Obviously much depends on the '96 election. If we have a Republican President, [Gingrich] obviously will be very, very influential. And if we have a Republican Congress, he will remain influential. But with time, that influence may erode if we don't have a Republican President.
ALAN BRINKLEY
Author of The End of Reform: New Deal Liberalism in Recession and War
IN MANY WAYS GINGRICH IS AN OLD-fashioned political boss within Congress. He has a control over members of his own party that we haven't seen in decades. Lyndon Johnson played a little bit of this role when he was a majority leader in the Senate, but not nearly as successfully as Gingrich.
If there are lessons that Gingrich can draw from the lives of other American leaders, it is that highly ideological politics in the long run are less successful than more pragmatic ones. If you look at the successful political leaders of this century, Presidents in particular, they have almost without exception been people to whom ideology was secondary to a pragmatic response to immediate problems.
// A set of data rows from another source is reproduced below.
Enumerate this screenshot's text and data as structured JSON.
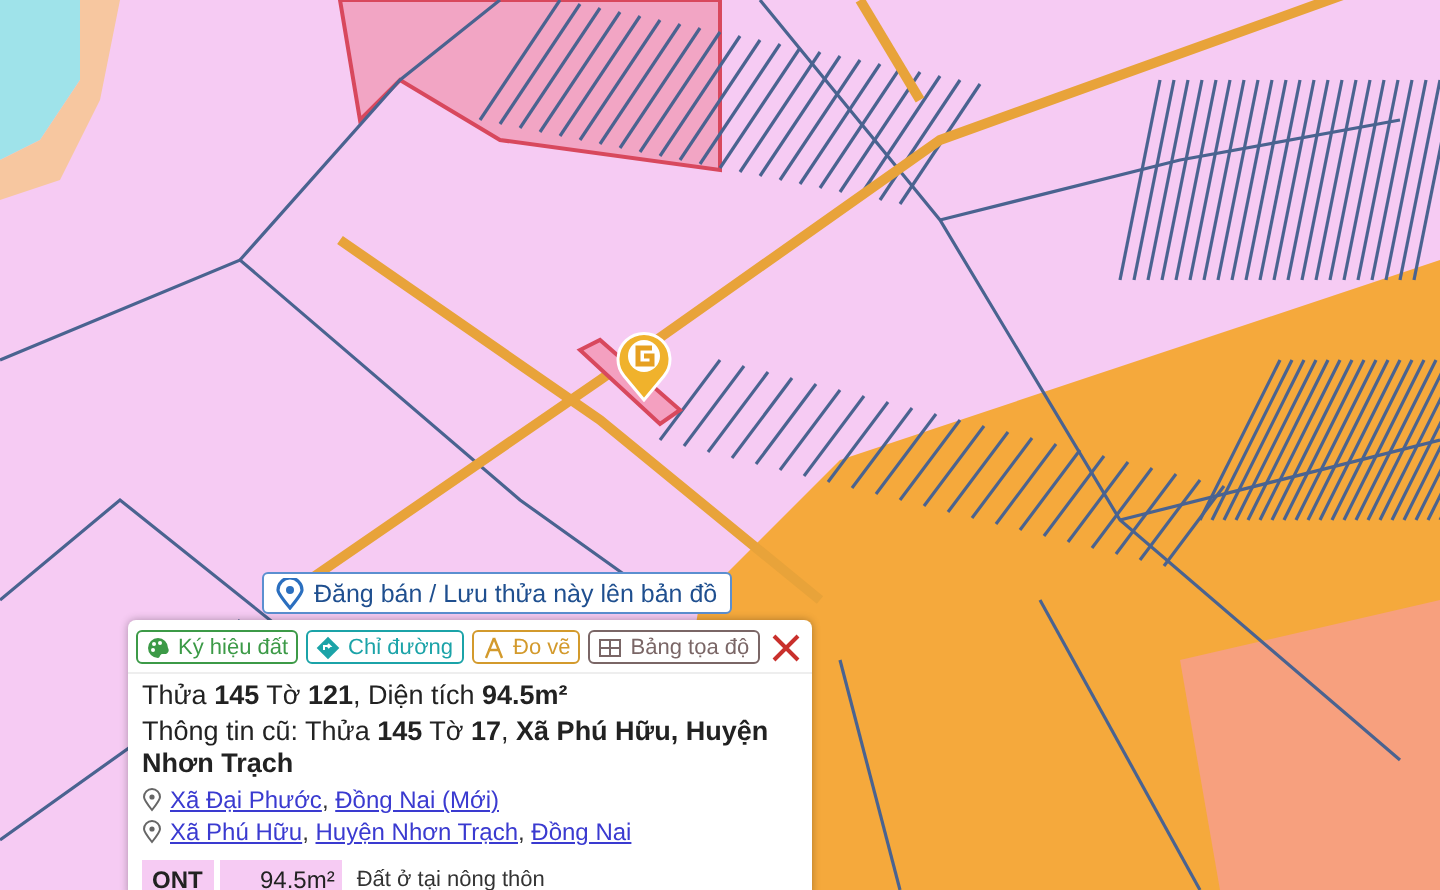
{
  "post_button": {
    "label": "Đăng bán / Lưu thửa này lên bản đồ"
  },
  "popup": {
    "actions": [
      {
        "kind": "palette",
        "label": "Ký hiệu đất",
        "color": "#3c9a47"
      },
      {
        "kind": "direction",
        "label": "Chỉ đường",
        "color": "#1ba3a8"
      },
      {
        "kind": "measure",
        "label": "Đo vẽ",
        "color": "#d39a2c"
      },
      {
        "kind": "table",
        "label": "Bảng tọa độ",
        "color": "#7a6666"
      }
    ],
    "title": "Thửa **145** Tờ **121**, Diện tích **94.5m²**",
    "old_info": "Thông tin cũ: Thửa **145** Tờ **17**, **Xã Phú Hữu, Huyện Nhơn Trạch**",
    "separator": ", ",
    "addresses": [
      {
        "parts": [
          "Xã Đại Phước",
          "Đồng Nai (Mới)"
        ]
      },
      {
        "parts": [
          "Xã Phú Hữu",
          "Huyện Nhơn Trạch",
          "Đồng Nai"
        ]
      }
    ],
    "land_uses": [
      {
        "code": "ONT",
        "area": "94.5m²",
        "description": "Đất ở tại nông thôn"
      }
    ]
  }
}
Roosevelt, Truman, Eisenhower, Kennedy, Johnson, Nixon, they weren't all successful Presidents, but they all had successes. They are people whom we think of as having had greater stature and impact than people who have come after them.
I don't think what Gingrich is talking about is a revolution. I don't think he has any vision of overturning the fundamental institutions of our society. I do think that the danger that Gingrich and the Republicans are flirting with is overinterpreting their mandate and assuming that public opinion is going to follow them simply because the results, as the G.O.P. sees them, will be so healthy and welcome. The history of public policy suggests that the results of policy are almost never those that the people who frame them foresee.
It's dangerous to assume that once you implement a policy people will support it because of its results. You can't know what the results are going to be. So you need the support up front, so people feel they have been a part of the policy change, rather than something that's been imposed upon them. That's something the Republicans have been unwilling to do. They've been quite convinced, because of ideological preconceptions, that market-based solutions to most social problems will make the world better. They haven't paid very close attention to how fully the public is convinced about the same thing. I don't think the public is yet convinced.